Manuel Martín Ferrand, ABC 17/11/12
Desde 1991 viene celebrándose, con distintos niveles de brillo e interés, la Cumbre Iberoamericana. Es un notable y meritorio intento de integración y cooperación entre los Estados que, en las dos orillas del Atlántico, integramos una realidad histórica y cultural a la que no le faltan vínculos emotivos. Ayer, en Cádiz, se puso en marcha la vigésimo segunda edición de la Cumbre que, por su coincidencia con el segundo centenario de la Constitución Española de 1812, que firmaron representantes de la España de aquí y de allá, tiene además un valor evocador que a muchos nos resulta hermoso. En Cádiz están ya quienes tienen que estar. Las ausencias gestuales de Cuba, Venezuela y Argentina engrandecen el acontecimiento y quedan compensadas por la notoriedad y el rango de los presentes. Únicamente hay una excepción notable y, en mi opinión, tremendamente grave. La de Antoni Durán Lleida, catalanista de equívoco lenguaje y cristianodemócrata de los que, en el Circo de Roma, se comían a los leones.
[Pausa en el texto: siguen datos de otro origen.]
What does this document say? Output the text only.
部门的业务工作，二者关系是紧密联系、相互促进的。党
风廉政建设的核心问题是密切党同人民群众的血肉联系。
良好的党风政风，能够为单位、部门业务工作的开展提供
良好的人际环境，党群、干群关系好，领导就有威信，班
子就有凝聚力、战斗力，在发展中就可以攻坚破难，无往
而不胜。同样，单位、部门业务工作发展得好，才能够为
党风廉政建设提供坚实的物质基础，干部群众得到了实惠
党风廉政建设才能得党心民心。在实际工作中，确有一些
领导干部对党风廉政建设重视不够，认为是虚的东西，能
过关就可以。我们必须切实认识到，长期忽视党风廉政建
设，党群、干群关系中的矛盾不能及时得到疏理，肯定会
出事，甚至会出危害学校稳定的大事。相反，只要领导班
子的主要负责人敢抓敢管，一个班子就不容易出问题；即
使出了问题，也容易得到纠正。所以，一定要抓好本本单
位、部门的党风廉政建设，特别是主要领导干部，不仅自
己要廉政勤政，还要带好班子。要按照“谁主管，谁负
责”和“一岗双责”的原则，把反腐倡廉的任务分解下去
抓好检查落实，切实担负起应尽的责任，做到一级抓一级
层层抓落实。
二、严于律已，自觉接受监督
En función del reparto napolitano que tanto gusta a los grupos parlamentarios en presencia —«yo te doy una cosa a ti, tú me das una cosa a mí»—, Durán es presidente, desde hace muchos años, de la Comisión de Asuntos Exteriores del Congreso del Reino de España. Alguien, quizás Mariano Rajoy, debiera explicarnos las razones por las que un alto dirigente de CiU, el grupo que encabeza el movimiento separatista en curso, es presidente, precisamente, de la Comisión en que, por su significado, más inequívocamente española debiera parecer. Pero es el caso de que el señor Durán, siempre moderado en las formas y nunca diáfano en las ideas, ha rechazado acudir a Cádiz, como marca su obligación, por estar ocupado en su devoción electoral.
La defección de Durán no es una anécdota. Es algo muy grave, aunque aquí, en la patria del «todo vale», puedan tomarse a la ligera y como una muestra más de las tensiones identitarias en curso. Durán adquirió, no contra su voluntad, el compromiso presidencial de la Comisión parlamentaria de la que depende el control de la política exterior de España. Al no acudir a Cádiz, como marca el buen sentido y exige el protocolo, se convierte en desertor. Incumple su compromiso y lo hace, con escarnio, para recabar votos que refuercen la lista electoral catalana que quiere liderar la próxima etapa secesionista. A mí no me sorprende la conducta de Durán. Entra en los usos escapistas de la tradición rural catalana que nos describió Josep Pla; pero me escandaliza el silencio, el disimulo, con que se enfrentan al caso el presidente del Congreso y el del Gobierno. Hay silencios que conllevan desdén, pero éste, parece, pretende quitarle importancia a la inadmisible conducta de un diputado español. Es un silencio culpable.